The FDA updated the labeling for Plavix last year to note that patients with diminished CYP2C19 function are at greater risk of cardiovascular adverse events after an acute coronary syndrome or percutaneous coronary intervention. The label further indicates there are available tests "to identify a patient's CYP2C19 genotype [that] can be used as an aid in determining therapeutic strategy" (PGx Reporter 03/17/2010). The drug label does tell doctors to consider alternative treatment strategies for CYP2C19 poor metabolizers, but this may not be sufficient guidance for many payors to start paying for genetic testing in this setting.
"We don’t know whether to switch patients to another drug; there is no evidence that says whether we double the dose or triple the dose," Seiz said, noting that "Plavix is a real life example of [a drug] we're not doing anything with" when it comes to PGx.
Slated to lose patent protection in May 2012, generic Plavix will soon be an option for patients alongside newer anticoagulants, such as Lilly's Effient and AstraZeneca's Brilinta, which don't have the gene-drug response issues that Plavix does. Physicians could opt for the brand name drugs so they don't put Plavix slow metabolizers at risk and avoid reimbursement uncertainties with genetic testing.
On the other hand, emerging data from a study Medco is conducting, called Genotype Guided Comparison of Clopidogrel and Prasugrel Outcomes, or GeCCO, could yield the kind of evidence payors need to cover genetic testing for Plavix, particularly when the drug goes generic. The study is investigating whether CYP2C19 extensive metabolizers treated with Plavix have the same outcomes as those treated with Effient, in terms of reductions in non-fatal MI, cardiovascular death, or nonfatal stroke. Results from this trial are expected later this year.

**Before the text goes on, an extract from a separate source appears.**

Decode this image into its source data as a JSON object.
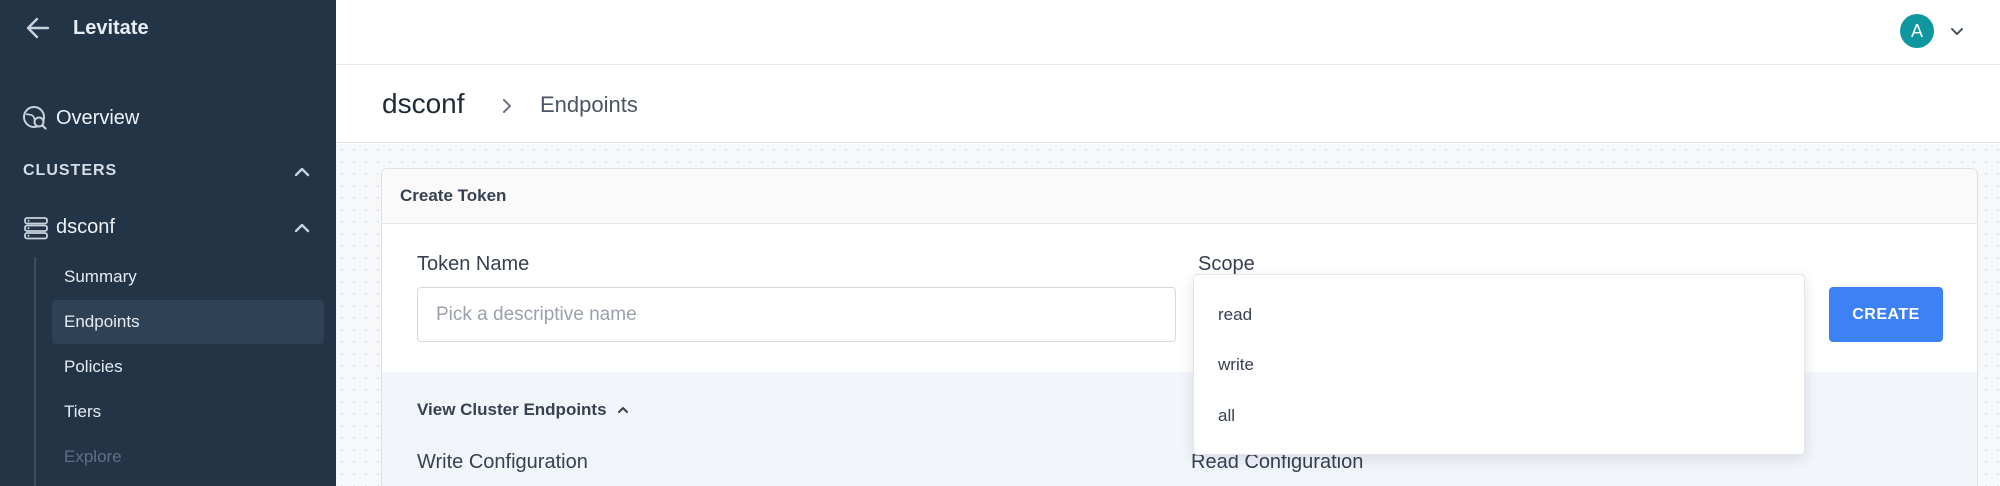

Meanwhile, there is at least one PGx intervention that Express Scripts does see value in. KRAS testing to identify best responders to Erbitux is "pretty black and white," according to Seiz.
"If you have [the KRAS] mutant gene you shouldn't be on that medication," he said. To give it in a genetically undifferentiated population "would be a waste of money."
During his talk last year, Seiz indicated that Express Scripts was planning to incorporate KRAS testing into its clinical programs through a prior authorization scheme. "It would be the first time we do a prior authorization on an oncology medication," he said.